Chief Financial Officer

Finance Leaders Examine the Use of Cross-Functional Partnerships to Overcome Disruption

Vanna Krantz, Senior Vice President of Finance at The Walt Disney Company, and Jennifer Langton, Vice President of Business Ventures at the National Football League (NFL), discussed the use of cross-functional partnerships to overcome disruption in finance during a Fireside Chat at the 2018 Chief Financial Officer Leadership Forum in New York on November 28. In the chat, “Companies in the Face of Disruption,” Krantz and Langton shared their thoughts on what it takes to leverage technology and partnerships to drive innovation.

Disruption is common among finance teams. As finance teams search for ways to innovate, they often deploy state-of-the-art technologies to foster innovation. Yet determining how to innovate and which technologies can be used to support innovation sometimes is difficult.

Cross-functional partnerships may be ideal for finance teams and other departments across an organization. These partnerships allow finance teams to collaborate and communicate with myriad departments and brainstorm solutions to common problems. They also help drive innovation at all levels of an organization.

Analytics are essential for finance teams as well. If finance teams collect and analyze data from a broad range of sources, they can gain unprecedented insights into market and consumer trends and patterns. These teams then can use these insights to find ways to quickly and efficiently innovate.

“We try to find innovations in the space, whether that’s diagnostics tools on the sidelines or whether that’s growing our analytics platform,” Langton pointed out. “It’s a different type of disruption. We’re not only leading our sport, but we’re also doing things to lead all sports medicine.”

Having the right data available is critical for a finance team. Not all data is identical, and finance teams must use data management and analysis solutions to retrieve timely and pertinent information. Once finance teams have these solutions in place, they can gain the insights they need to make fast, informed decisions that deliver meaningful results.

“Everything we do is data-driven,” Langton stated. “Today, [athletes] are so well-informed … and if we can understand the injuries on the field, what we can do is come up with a digital representation to predict injuries, and that is the future of our sport.”

Finance teams must understand the public perception of an organization’s brand, too.

If finance teams understand how a target audience perceives a brand, they can explore unique ways to foster engagement with this audience.
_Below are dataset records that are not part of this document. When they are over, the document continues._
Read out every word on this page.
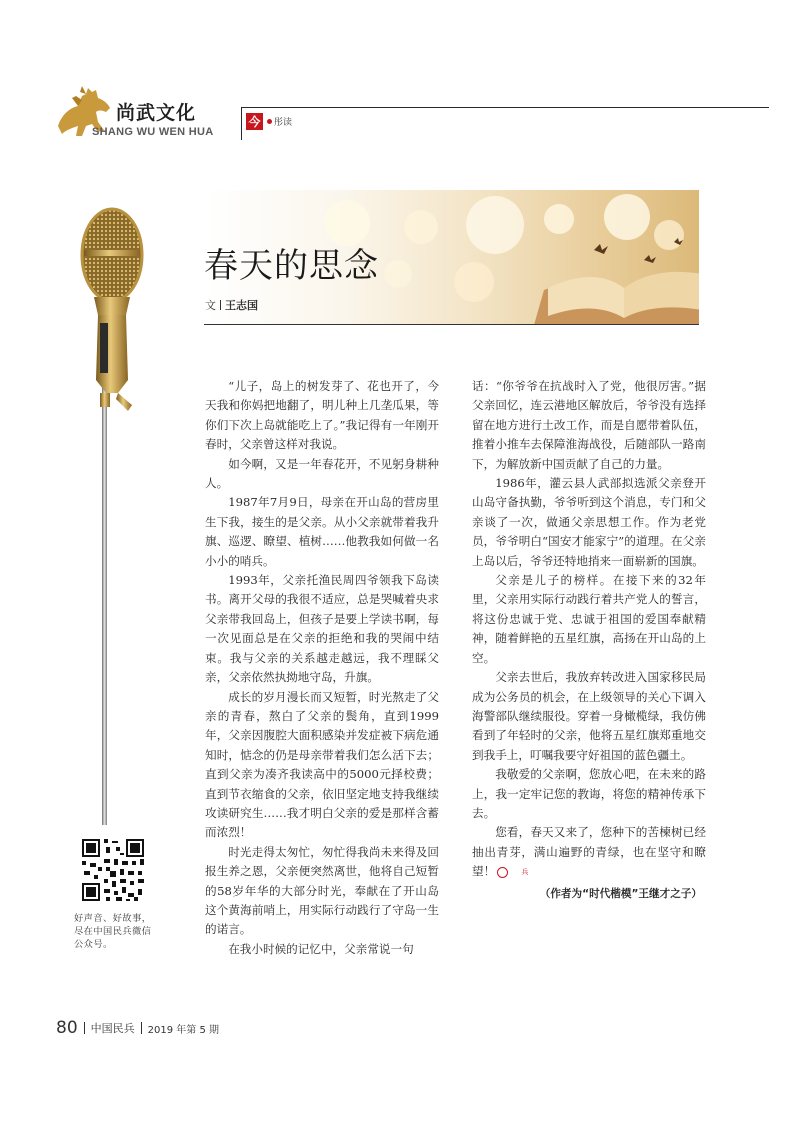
尚武文化
SHANG WU WEN HUA
今 彤读
春天的思念
文 王志国

“儿子，岛上的树发芽了、花也开了，今天我和你妈把地翻了，明儿种上几垄瓜果，等你们下次上岛就能吃上了。”我记得有一年刚开春时，父亲曾这样对我说。

如今啊，又是一年春花开，不见躬身耕种人。

1987年7月9日，母亲在开山岛的营房里生下我，接生的是父亲。从小父亲就带着我升旗、巡逻、瞭望、植树……他教我如何做一名小小的哨兵。

1993年，父亲托渔民周四爷领我下岛读书。离开父母的我很不适应，总是哭喊着央求父亲带我回岛上，但孩子是要上学读书啊，每一次见面总是在父亲的拒绝和我的哭闹中结束。我与父亲的关系越走越远，我不理睬父亲，父亲依然执拗地守岛，升旗。

成长的岁月漫长而又短暂，时光熬走了父亲的青春，熬白了父亲的鬓角，直到1999年，父亲因腹腔大面积感染并发症被下病危通知时，惦念的仍是母亲带着我们怎么活下去；直到父亲为凑齐我读高中的5000元择校费；直到节衣缩食的父亲，依旧坚定地支持我继续攻读研究生……我才明白父亲的爱是那样含蓄而浓烈！

时光走得太匆忙，匆忙得我尚未来得及回报生养之恩，父亲便突然离世，他将自己短暂的58岁年华的大部分时光，奉献在了开山岛这个黄海前哨上，用实际行动践行了守岛一生的诺言。

在我小时候的记忆中，父亲常说一句

话：“你爷爷在抗战时入了党，他很厉害。”据父亲回忆，连云港地区解放后，爷爷没有选择留在地方进行土改工作，而是自愿带着队伍，推着小推车去保障淮海战役，后随部队一路南下，为解放新中国贡献了自己的力量。

1986年，灌云县人武部拟选派父亲登开山岛守备执勤，爷爷听到这个消息，专门和父亲谈了一次，做通父亲思想工作。作为老党员，爷爷明白“国安才能家宁”的道理。在父亲上岛以后，爷爷还特地捎来一面崭新的国旗。

父亲是儿子的榜样。在接下来的32年里，父亲用实际行动践行着共产党人的誓言，将这份忠诚于党、忠诚于祖国的爱国奉献精神，随着鲜艳的五星红旗，高扬在开山岛的上空。

父亲去世后，我放弃转改进入国家移民局成为公务员的机会，在上级领导的关心下调入海警部队继续服役。穿着一身橄榄绿，我仿佛看到了年轻时的父亲，他将五星红旗郑重地交到我手上，叮嘱我要守好祖国的蓝色疆土。

我敬爱的父亲啊，您放心吧，在未来的路上，我一定牢记您的教诲，将您的精神传承下去。

您看，春天又来了，您种下的苦楝树已经抽出青芽，满山遍野的青绿，也在坚守和瞭望！	兵

（作者为“时代楷模”王继才之子）

好声音、好故事，尽在中国民兵微信公众号。
80 中国民兵 2019 年第 5 期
These teams can pursue investments and partnerships built around innovation. Best of all, finance teams can assess ways to ensure a brand can foster consumer retention and loyalty worldwide.
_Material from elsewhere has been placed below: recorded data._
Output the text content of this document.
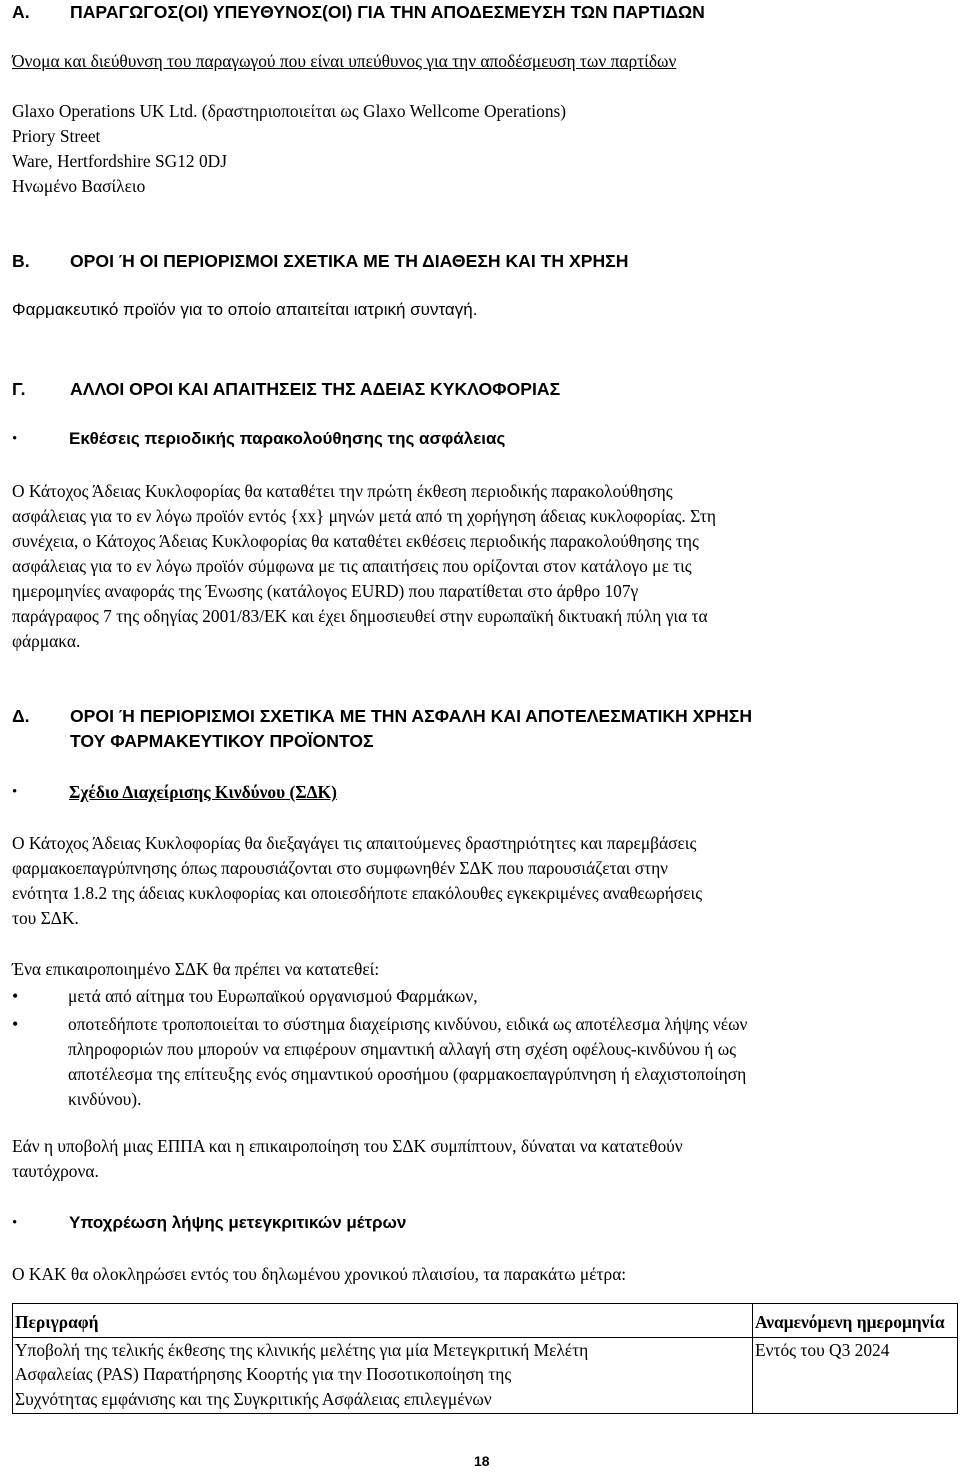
A. ΠΑΡΑΓΩΓΟΣ(ΟΙ) ΥΠΕΥΘΥΝΟΣ(ΟΙ) ΓΙΑ ΤΗΝ ΑΠΟΔΕΣΜΕΥΣΗ ΤΩΝ ΠΑΡΤΙΔΩΝ
Όνομα και διεύθυνση του παραγωγού που είναι υπεύθυνος για την αποδέσμευση των παρτίδων
Glaxo Operations UK Ltd. (δραστηριοποιείται ως Glaxo Wellcome Operations)
Priory Street
Ware, Hertfordshire SG12 0DJ
Ηνωμένο Βασίλειο
B. ΟΡΟΙ Ή ΟΙ ΠΕΡΙΟΡΙΣΜΟΙ ΣΧΕΤΙΚΑ ΜΕ ΤΗ ΔΙΑΘΕΣΗ ΚΑΙ ΤΗ ΧΡΗΣΗ
Φαρμακευτικό προϊόν για το οποίο απαιτείται ιατρική συνταγή.
Γ.	ΑΛΛΟΙ ΟΡΟΙ ΚΑΙ ΑΠΑΙΤΗΣΕΙΣ ΤΗΣ ΑΔΕΙΑΣ ΚΥΚΛΟΦΟΡΙΑΣ
•	Εκθέσεις περιοδικής παρακολούθησης της ασφάλειας
Ο Κάτοχος Άδειας Κυκλοφορίας θα καταθέτει την πρώτη έκθεση περιοδικής παρακολούθησης
ασφάλειας για το εν λόγω προϊόν εντός {xx} μηνών μετά από τη χορήγηση άδειας κυκλοφορίας. Στη
συνέχεια, ο Κάτοχος Άδειας Κυκλοφορίας θα καταθέτει εκθέσεις περιοδικής παρακολούθησης της
ασφάλειας για το εν λόγω προϊόν σύμφωνα με τις απαιτήσεις που ορίζονται στον κατάλογο με τις
ημερομηνίες αναφοράς της Ένωσης (κατάλογος EURD) που παρατίθεται στο άρθρο 107γ
παράγραφος 7 της οδηγίας 2001/83/ΕΚ και έχει δημοσιευθεί στην ευρωπαϊκή δικτυακή πύλη για τα
φάρμακα.
Δ. ΟΡΟΙ Ή ΠΕΡΙΟΡΙΣΜΟΙ ΣΧΕΤΙΚΑ ΜΕ ΤΗΝ ΑΣΦΑΛΗ ΚΑΙ ΑΠΟΤΕΛΕΣΜΑΤΙΚΗ ΧΡΗΣΗ
ΤΟΥ ΦΑΡΜΑΚΕΥΤΙΚΟΥ ΠΡΟΪΟΝΤΟΣ
•	Σχέδιο Διαχείρισης Κινδύνου (ΣΔΚ)
Ο Κάτοχος Άδειας Κυκλοφορίας θα διεξαγάγει τις απαιτούμενες δραστηριότητες και παρεμβάσεις
φαρμακοεπαγρύπνησης όπως παρουσιάζονται στο συμφωνηθέν ΣΔΚ που παρουσιάζεται στην
ενότητα 1.8.2 της άδειας κυκλοφορίας και οποιεσδήποτε επακόλουθες εγκεκριμένες αναθεωρήσεις
του ΣΔΚ.
Ένα επικαιροποιημένο ΣΔΚ θα πρέπει να κατατεθεί:
•	μετά από αίτημα του Ευρωπαϊκού οργανισμού Φαρμάκων,
•	οποτεδήποτε τροποποιείται το σύστημα διαχείρισης κινδύνου, ειδικά ως αποτέλεσμα λήψης νέων
πληροφοριών που μπορούν να επιφέρουν σημαντική αλλαγή στη σχέση οφέλους-κινδύνου ή ως
αποτέλεσμα της επίτευξης ενός σημαντικού οροσήμου (φαρμακοεπαγρύπνηση ή ελαχιστοποίηση
κινδύνου).
Εάν η υποβολή μιας ΕΠΠΑ και η επικαιροποίηση του ΣΔΚ συμπίπτουν, δύναται να κατατεθούν
ταυτόχρονα.
•	Υποχρέωση λήψης μετεγκριτικών μέτρων
Ο ΚΑΚ θα ολοκληρώσει εντός του δηλωμένου χρονικού πλαισίου, τα παρακάτω μέτρα:
Περιγραφή	Αναμενόμενη ημερομηνία

Υποβολή της τελικής έκθεσης της κλινικής μελέτης για μία Μετεγκριτική Μελέτη
Ασφαλείας (PAS) Παρατήρησης Κοορτής για την Ποσοτικοποίηση της
Συχνότητας εμφάνισης και της Συγκριτικής Ασφάλειας επιλεγμένων	Εντός του Q3 2024
18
“I think the strength of our brand … are the eyeballs,” Langton said. “We’ve expanded internationally, and we will continue to expand … and look at our participation pipeline.”

Finance teams should take a proactive approach to their everyday activities. Although data collection and analysis are important, finance teams must find ways to keep pace with industry rivals. Because if an organization falls behind the competition, it risks missing out on revenue generation and growth opportunities.

A finance team also should prioritize innovation. If a finance team explores ongoing innovation, it could discover new ways to foster growth. Meanwhile, this team could help its respective organization take the necessary steps to become an industry leader.

“Don’t be complacent. There’s always more that you can do, and there is always more innovation that you can bring to the table,” Langton indicated. “You’re always competing in your space, and you’re always competing against yourself.”

Talent engagement and retention may be problematic for finance teams due in large part to the fierce competition for top talent. However, finance teams who understand the skills they need are better equipped than others to find ways to attract and retain talented professionals.

Ultimately, it is pivotal for a finance team to employ professionals who understand the day-to-day challenges associates with working in the finance space. Whereas some roles enable employees to work a standard 9-to-5 shift, finance team members may be required to work outside of traditional operating hours. As such, a finance team must employ professionals who are willing to do whatever it takes to achieve the best-possible results.

“Retaining talent involves talent understanding where the best opportunities are for them,” Krantz said. “Finance is one of the hardest-working functions in and organization … and if you have someone in the bullpen who leaves at 4 o’clock every day, this is disruptive.”

An effective talent engagement and retention strategy is a must-have for a finance team. With this strategy in place, a finance team can find diverse job candidates to fill roles within an organization. Also, this team can focus on finding job candidates who prioritize innovation and can help an organization accomplish its immediate and long-term aspirations.